Twenty-sixth Sunday of the Year: Ez 18:25-28; Ps 25; Phil 2:1-11; Mt 21:28-32
“When a sinner renounces sin to become law-abiding and honest, he deserves to live. He has chosen to renounce all his previous sins; he shall certainly live; he shall not die.”
The Prophet Ezekiel was uncompromising in his judgment of the choices that define our lives. The sinner shall die. The repentant sinner shall most certainly live. Such stark language rankles with the easy compromise that accompanies the moral debate of contemporary society.
The strength of Ezekiel’s language must be understood against the context of his times. Ezekiel’s generation were far from blameless. Israel’s southern kingdom was in meltdown, threatened internally by a moral collapse that jeopardised the very fabric of society. The poor were exploited to the benefit of the privileged few. Institutionalised religion was no longer a matter of the heart. The nation lacked the moral and material resources to withstand the threat of its more powerful neighbours. What was to be done?
Rather than blaming the past, or escaping into a collective inertia in which nobody accepted responsibility, Ezekiel concentrated on individual conscience and choice. We cannot individually account for the complex circumstances that have led society to its present situation, but we can be held responsible for the choices that we make each and every day.

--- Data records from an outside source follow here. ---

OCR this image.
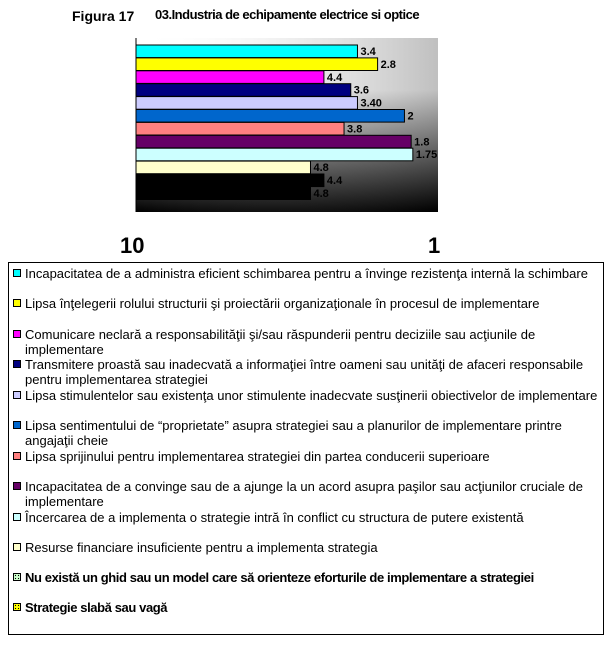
Figura 17 03.Industria de echipamente electrice si optice
3.4
2.8
4.4
3.6
3.40
2
3.8
1.8
1.75
4.8
4.4
4.8
10	1
Incapacitatea de a administra eficient schimbarea pentru a învinge rezistenţa internă la schimbare
Lipsa înţelegerii rolului structurii şi proiectării organizaţionale în procesul de implementare
Comunicare neclară a responsabilităţii şi/sau răspunderii pentru deciziile sau acţiunile de implementare
Transmitere proastă sau inadecvată a informaţiei între oameni sau unităţi de afaceri responsabile pentru implementarea strategiei
Lipsa stimulentelor sau existenţa unor stimulente inadecvate susţinerii obiectivelor de implementare
Lipsa sentimentului de “proprietate” asupra strategiei sau a planurilor de implementare printre angajaţii cheie
Lipsa sprijinului pentru implementarea strategiei din partea conducerii superioare
Incapacitatea de a convinge sau de a ajunge la un acord asupra paşilor sau acţiunilor cruciale de implementare
Încercarea de a implementa o strategie intră în conflict cu structura de putere existentă
Resurse financiare insuficiente pentru a implementa strategia
Nu există un ghid sau un model care să orienteze eforturile de implementare a strategiei
Strategie slabă sau vagă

The recent riots on our streets have led to a wide-ranging discussion concerning their causes. Many feel powerless confronted with what seems to be a death-wish at the heart of our society. Ezekiel placed the initiative firmly with the individual. It is not, in theory, alone that we build a better society. Only when individuals take responsibility for their own actions, beginning to live by what God has put in their hearts, does our society choose life rather than death. Analysis will take us only so far. To care about the society in which we live is to first take responsibility for our own lives. Judged from this perspective our choices are indeed a matter of life and death.
The Parable of the Two Sons examines our moral choices from a different perspective. A father invited his two sons to work in the vineyard. The first son refused, but later thought better of it and went into the vineyard. The second agreed to work in the vineyard but failed to translate his good intentions into practice. Simple though the narrative appears, it underlines the inescapable truth that the world is not changed by what we say, but by what we actually do. We can have many opinions about what is right and wrong about our society, but it is only when we go into the vineyard, when we begin to live our lives in love and justice, peace and reconciliation, that we contribute to its well-being.

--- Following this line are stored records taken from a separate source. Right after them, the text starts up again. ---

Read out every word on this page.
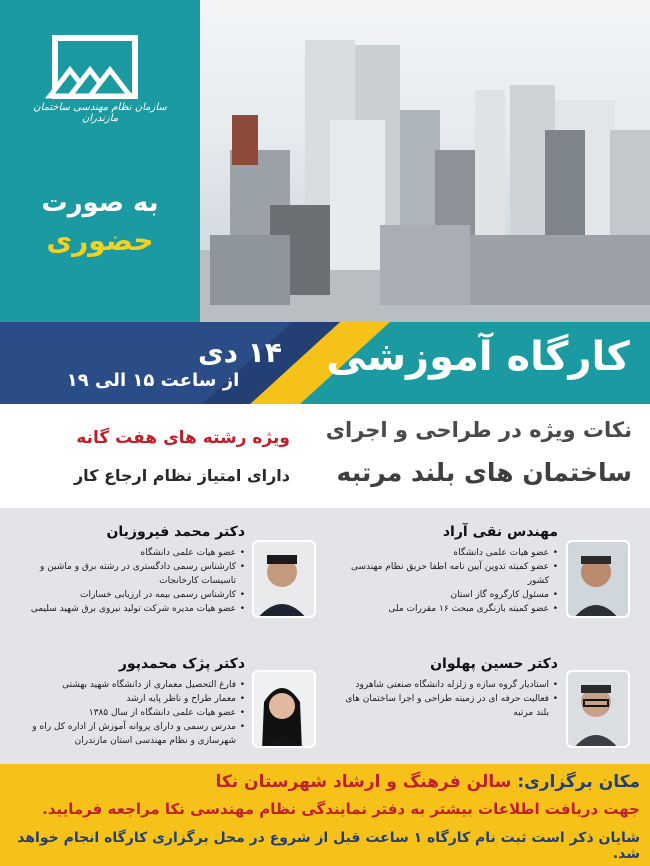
سازمان نظام مهندسی ساختمان مازندران
به صورت
حضوری
۱۴ دی
از ساعت ۱۵ الی ۱۹
کارگاه آموزشی
نکات ویژه در طراحی و اجرای
ساختمان های بلند مرتبه
ویژه رشته های هفت گانه
دارای امتیاز نظام ارجاع کار
مهندس نقی آراد
• عضو هیات علمی دانشگاه
• عضو کمیته تدوین آیین نامه اطفا حریق نظام مهندسی کشور
• مسئول کارگروه گاز استان
• عضو کمیته بازنگری مبحث ۱۶ مقررات ملی
دکتر محمد فیروزیان
• عضو هیات علمی دانشگاه
• کارشناس رسمی دادگستری در رشته برق و ماشین و تاسیسات کارخانجات
• کارشناس رسمی بیمه در ارزیابی خسارات
• عضو هیات مدیره شرکت تولید نیروی برق شهید سلیمی
دکتر حسین پهلوان
• استادیار گروه سازه و زلزله دانشگاه صنعتی شاهرود
• فعالیت حرفه ای در زمینه طراحی و اجرا ساختمان های بلند مرتبه
دکتر پژک محمدپور
• فارغ التحصیل معماری از دانشگاه شهید بهشتی
• معمار طراح و ناظر پایه ارشد
• عضو هیات علمی دانشگاه از سال ۱۳۸۵
• مدرس رسمی و دارای پروانه آموزش از اداره کل راه و شهرسازی و نظام مهندسی استان مازندران
مکان برگزاری: سالن فرهنگ و ارشاد شهرستان نکا
جهت دریافت اطلاعات بیشتر به دفتر نمایندگی نظام مهندسی نکا مراجعه فرمایید.
شایان ذکر است ثبت نام کارگاه ۱ ساعت قبل از شروع در محل برگزاری کارگاه انجام خواهد شد.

St Paul, writing to the Philippians, rooted every moral choice in a living relationship with Christ. He was addressing a community which, like every family and neighbourhood, had its tensions and difficulties. In the face of mounting division he spoke of humility, the humility of Christ himself. We are always in danger of destroying ourselves when we engage in a battle of claim and counter-claim, blame and accusation. Healing comes only from him who did not cling to his equality with God but emptied himself. Before we stand in judgment over the difficulties faced by our society, let us first stand in humility before a suffering Lord.
“In your minds you must be the same as Christ Jesus”: this must be our first and fundamental choice.